La transizione energetica efficace e condivisa resta un miraggio
E quando le Regioni (la nostra in testa, purtroppo, una volta tanto), sollecitate fortemente dal mondo agricolo (Coldiretti in primis) che vede questi impianti come il fumo negli occhi, e cioè come un’indebita appropriazione di suolo agricolo, hanno legiferato appoggiandosi, come potevano, ai due decreti suddetti, è arrivato il fulmine a ciel sereno di una sentenza del TAR del Lazio che, testuale, “ annulla l’articolo 7, commi 2 e 3, del decreto ministeriale del 21 giugno 2024 nei termini esposti in motivazione, con obbligo, per le amministrazioni ministeriali resistenti ( e, a cascata, per le Regioni; nota dell’autore), di rieditare i criteri per la individuazione delle aree idonee e non idonee alla installazione di impianti a fonti rinnovabili” (TAR Lazio, Sent. 09155/2025 del 13.05.2025).

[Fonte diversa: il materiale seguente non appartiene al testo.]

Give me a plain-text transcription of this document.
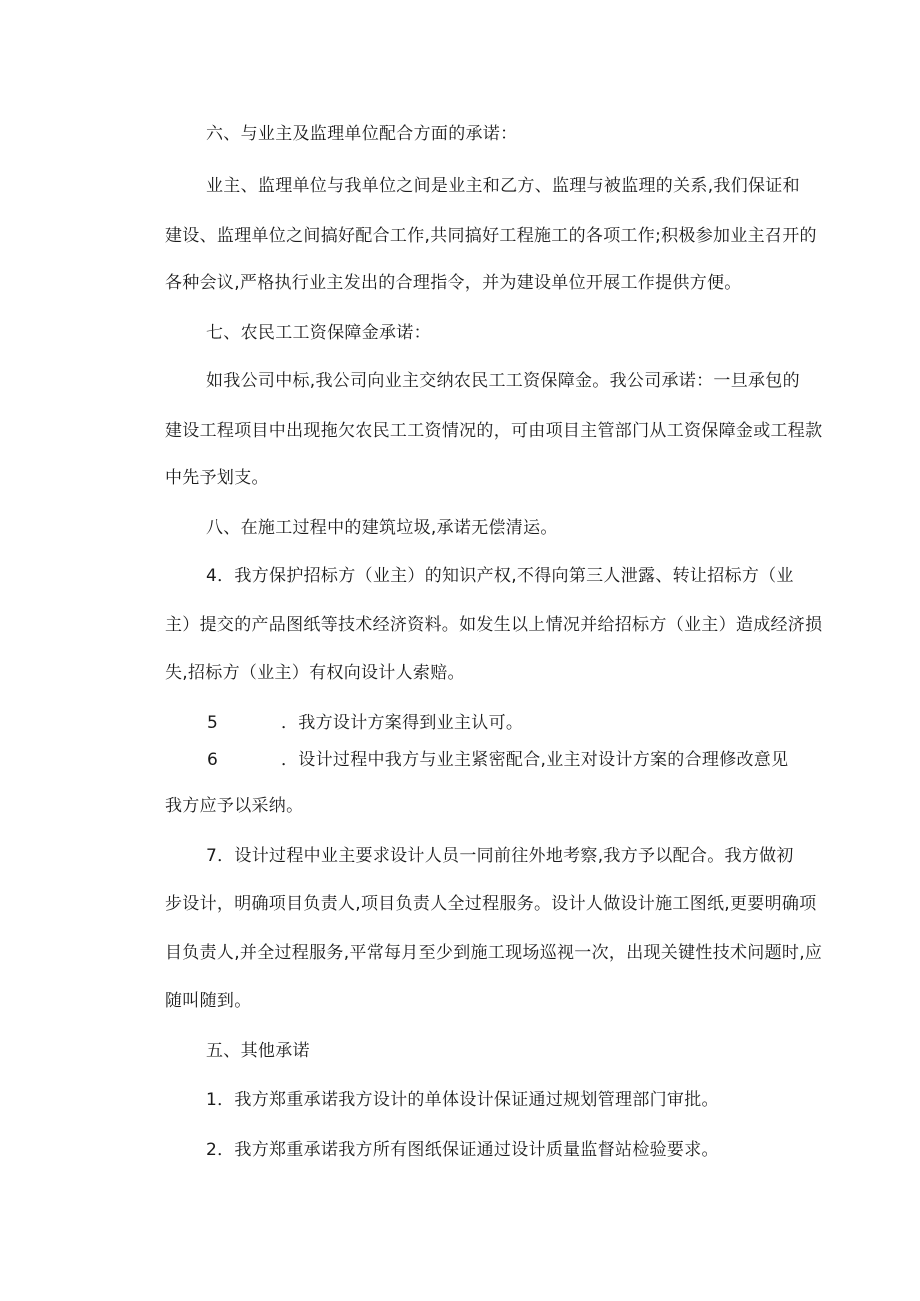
六、与业主及监理单位配合方面的承诺：
业主、监理单位与我单位之间是业主和乙方、监理与被监理的关系,我们保证和
建设、监理单位之间搞好配合工作,共同搞好工程施工的各项工作;积极参加业主召开的
各种会议,严格执行业主发出的合理指令，并为建设单位开展工作提供方便。
七、农民工工资保障金承诺：
如我公司中标,我公司向业主交纳农民工工资保障金。我公司承诺：一旦承包的
建设工程项目中出现拖欠农民工工资情况的，可由项目主管部门从工资保障金或工程款
中先予划支。
八、在施工过程中的建筑垃圾,承诺无偿清运。
4．我方保护招标方（业主）的知识产权,不得向第三人泄露、转让招标方（业
主）提交的产品图纸等技术经济资料。如发生以上情况并给招标方（业主）造成经济损
失,招标方（业主）有权向设计人索赔。
5	．我方设计方案得到业主认可。
6	．设计过程中我方与业主紧密配合,业主对设计方案的合理修改意见
我方应予以采纳。
7．设计过程中业主要求设计人员一同前往外地考察,我方予以配合。我方做初
步设计，明确项目负责人,项目负责人全过程服务。设计人做设计施工图纸,更要明确项
目负责人,并全过程服务,平常每月至少到施工现场巡视一次，出现关键性技术问题时,应
随叫随到。
五、其他承诺
1．我方郑重承诺我方设计的单体设计保证通过规划管理部门审批。
2．我方郑重承诺我方所有图纸保证通过设计质量监督站检验要求。
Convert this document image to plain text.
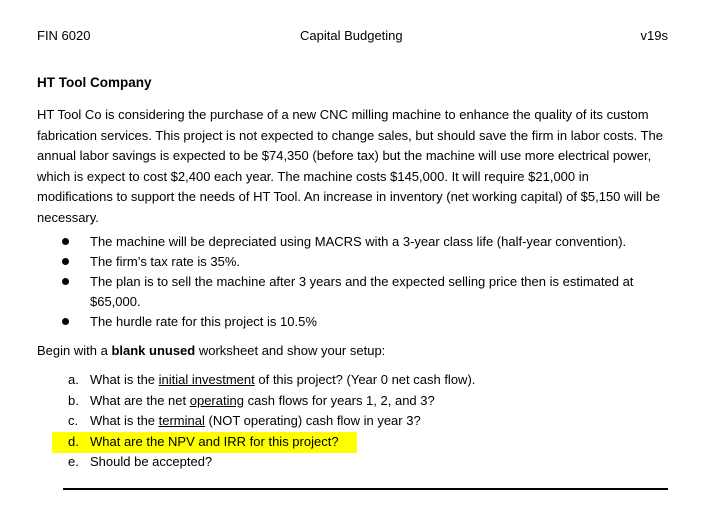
FIN 6020	Capital Budgeting	v19s
HT Tool Company
HT Tool Co is considering the purchase of a new CNC milling machine to enhance the quality of its custom fabrication services. This project is not expected to change sales, but should save the firm in labor costs. The annual labor savings is expected to be $74,350 (before tax) but the machine will use more electrical power, which is expect to cost $2,400 each year. The machine costs $145,000. It will require $21,000 in modifications to support the needs of HT Tool. An increase in inventory (net working capital) of $5,150 will be necessary.
The machine will be depreciated using MACRS with a 3-year class life (half-year convention).
The firm’s tax rate is 35%.
The plan is to sell the machine after 3 years and the expected selling price then is estimated at $65,000.
The hurdle rate for this project is 10.5%
Begin with a blank unused worksheet and show your setup:
a. What is the initial investment of this project? (Year 0 net cash flow).
b. What are the net operating cash flows for years 1, 2, and 3?
c. What is the terminal (NOT operating) cash flow in year 3?
d. What are the NPV and IRR for this project?
e. Should be accepted?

Il risultato, oggi, è un groviglio normativo che cimenterà non poco i giuridici della Pubblica amministrazione e gli avvocati delle parti imprenditoriali interessate, ma che, sostanzialmente, aprirà le porte a tutti gli impianti, dovunque e comunque.

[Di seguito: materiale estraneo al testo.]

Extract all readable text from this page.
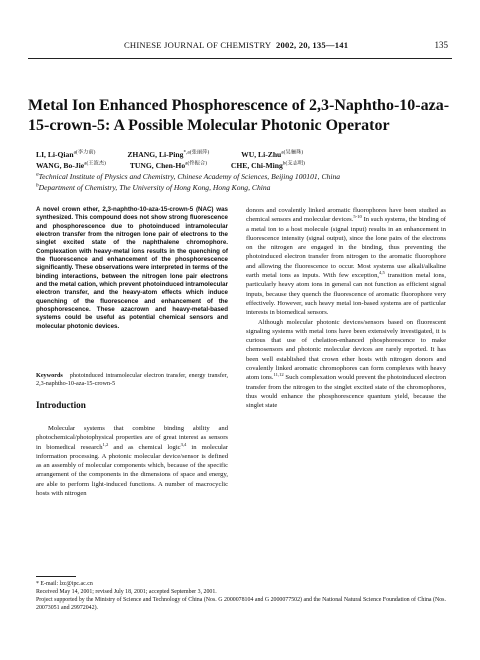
CHINESE JOURNAL OF CHEMISTRY 2002, 20, 135—141	135
Metal Ion Enhanced Phosphorescence of 2,3-Naphtho-10-aza-15-crown-5: A Possible Molecular Photonic Operator
LI, Li-Qian$^{a(李力前)}$	ZHANG, Li-Ping$^{*,a(张丽萍)}$	WU, Li-Zhu$^{a(吴骊珠)}$
WANG, Bo-Jie$^{a(王波杰)}$	TUNG, Chen-$Ho^{a(佟振合)}$	CHE, Chi-Ming$^{b(支志明)}$
$^a$Technical Institute of Physics and Chemistry, Chinese Academy of Sciences, Beijing 100101, China
$^b$Department of Chemistry, The University of Hong Kong, Hong Kong, China
A novel crown ether, 2,3-naphtho-10-aza-15-crown-5 (NAC) was synthesized. This compound does not show strong fluorescence and phosphorescence due to photoinduced intramolecular electron transfer from the nitrogen lone pair of electrons to the singlet excited state of the naphthalene chromophore. Complexation with heavy-metal ions results in the quenching of the fluorescence and enhancement of the phosphorescence significantly. These observations were interpreted in terms of the binding interactions, between the nitrogen lone pair electrons and the metal cation, which prevent photoinduced intramolecular electron transfer, and the heavy-atom effects which induce quenching of the fluorescence and enhancement of the phosphorescence. These azacrown and heavy-metal-based systems could be useful as potential chemical sensors and molecular photonic devices.
Keywords photoinduced intramolecular electron transfer, energy transfer, 2,3-naphtho-10-aza-15-crown-5
Introduction

Molecular systems that combine binding ability and photochemical/photophysical properties are of great interest as sensors in biomedical research$^{1,2}$ and as chemical logic$^{3,4}$ in molecular information processing. A photonic molecular device/sensor is defined as an assembly of molecular components which, because of the specific arrangement of the components in the dimensions of space and energy, are able to perform light-induced functions. A number of macrocyclic hosts with nitrogen

donors and covalently linked aromatic fluorophores have been studied as chemical sensors and molecular devices.$^{5-10}$ In such systems, the binding of a metal ion to a host molecule (signal input) results in an enhancement in fluorescence intensity (signal output), since the lone pairs of the electrons on the nitrogen are engaged in the binding, thus preventing the photoinduced electron transfer from nitrogen to the aromatic fluorophore and allowing the fluorescence to occur. Most systems use alkali/alkaline earth metal ions as inputs. With few exception,$^{4,5}$ transition metal ions, particularly heavy atom ions in general can not function as efficient signal inputs, because they quench the fluorescence of aromatic fluorophore very effectively. However, such heavy metal ion-based systems are of particular interests in biomedical sensors.

Although molecular photonic devices/sensors based on fluorescent signaling systems with metal ions have been extensively investigated, it is curious that use of chelation-enhanced phosphorescence to make chemosensors and photonic molecular devices are rarely reported. It has been well established that crown ether hosts with nitrogen donors and covalently linked aromatic chromophores can form complexes with heavy atom ions.$^{11,12}$ Such complexation would prevent the photoinduced electron transfer from the nitrogen to the singlet excited state of the chromophores, thus would enhance the phosphorescence quantum yield, because the singlet state

* E-mail: lzc@ipc.ac.cn
Received May 14, 2001; revised July 18, 2001; accepted September 3, 2001.
Project supported by the Ministry of Science and Technology of China (Nos. G 2000078104 and G 2000077502) and the National Natural Science Foundation of China (Nos. 20073051 and 29972042).
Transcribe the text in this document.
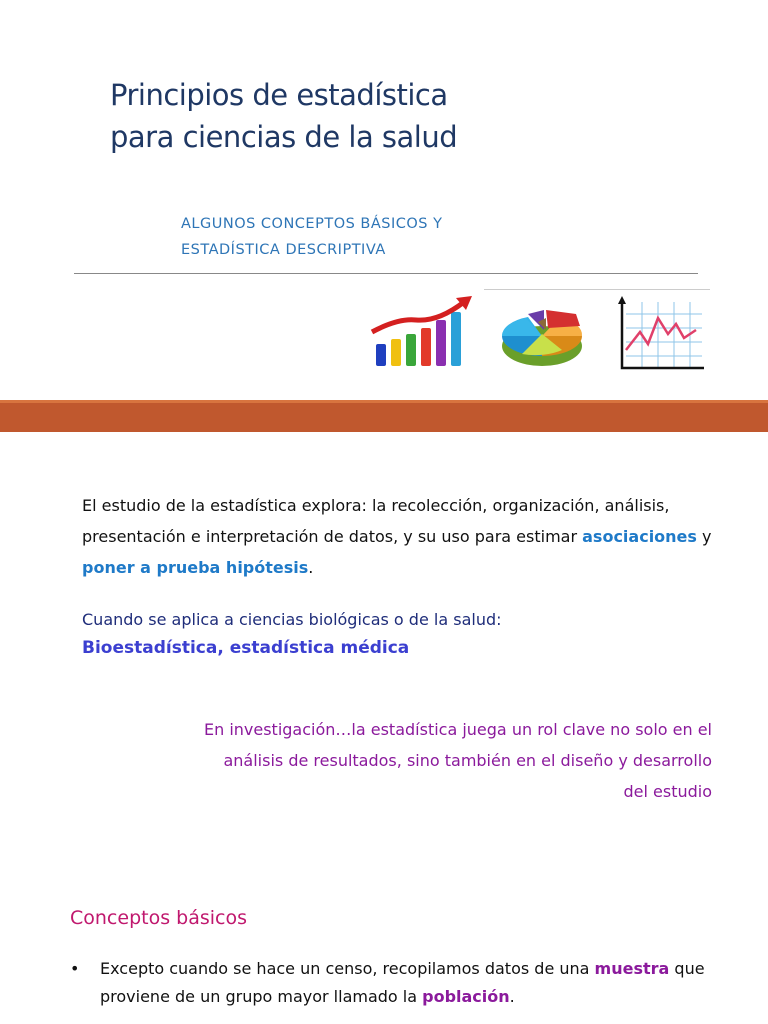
Principios de estadística
para ciencias de la salud
ALGUNOS CONCEPTOS BÁSICOS Y
ESTADÍSTICA DESCRIPTIVA

El estudio de la estadística explora: la recolección, organización, análisis, presentación e interpretación de datos, y su uso para estimar asociaciones y poner a prueba hipótesis.

Cuando se aplica a ciencias biológicas o de la salud:

Bioestadística, estadística médica

En investigación…la estadística juega un rol clave no solo en el análisis de resultados, sino también en el diseño y desarrollo del estudio

Conceptos básicos
• Excepto cuando se hace un censo, recopilamos datos de una muestra que proviene de un grupo mayor llamado la población.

La qual cosa, secondo chi scrive, avrà un effetto “double face”; da una parte gli imprenditori dell’energia, quasi sempre gruppi finanziari speculativi che nulla hanno a che vedere con il territorio, gioiranno perché la sentenza apre autostrade normative e procedurali agli impianti di grande taglia, ma che, va detto, sono oggi anche quelli che maggiormente trainano il processo di transizione visto che, su tutte le altre superfici, quelle che meno impatterebbero sulle campagne, come i tetti, le coperture, le aree aeroportuali, portuali, autostradali, militari, discariche, industriali, ecc.) non c’è straccio di norma che ne incentivi l’utilizzo ( a oggi, nella nostra Regione su solo il 12,83% dei tetti residenziali e il 6% di quelli non residenziali c’è un impianto fotovoltaico (v. Piano Energetico Regionale 2023 pagg. 224 e 226) il che la dice lunga sulle potenzialità a portata di mano…); dall’altra, verrà ad aggravarsi lo scontro tra amministrazioni regionale e comunali chiamate ad autorizzare e le popolazioni che non avranno “scudi” normativi che tutelino come meglio possibile, le migliori aree agricole e la diffusione degli impianti (sprawling energetico) vicino alle cabine primarie con maggiore disponibilità di potenza, che sembra ormai essere il principale criterio per scegliere le aree dove insediarsi.
Più facili le scelte più impattanti
In buona sostanza; in tutta questa faccenda delle aree idonee/non idonee si è sempre giocato di rimessa, nel tentativo di limitare questi impianti, inventandosi criteri “sartoriali” di idoneità/non idoneità non previsti (e, dice il TAR Lazio, non consentiti) quando, invece, se ne sarebbe dovuto cogliere le positività e le opportunità, anche agricole, individuando i migliori criteri di progettualità (progettazione ecologica), di inserimento nel territorio, di aumento della biodiversità, di tenuta dell’occupazione agricola, di favore per la partecipazione e condivisione, anche con forme innovative di azionariato e compartecipazione agli investimenti, di ricadute economiche, sociali ed ambientali a pro delle comunità locali sviluppando le Comunità energetiche rinnovabili. Vedasi, a tal proposito, l’interessante sintesi di Luigi Moccia dell’Istituto di Calcolo e Reti ad Alte Prestazioni del CNR
Così, chi troppo ha voluto (limitando le aree per gli impianti) adesso nulla raccoglie, ritrovandosi, almeno per un lungo periodo a venire, in un bailamme normativo dove sarà molto difficile per chi è chiamato a gestire i procedimenti autorizzativi, dettare, richiedere ed ottenere criteri realizzativi e compensativi di alto livello e con ricadute positive locali.

Referente per l’energia e le CER di Legambiente FVG, già ispettore forestale del Corpo forestale regionale.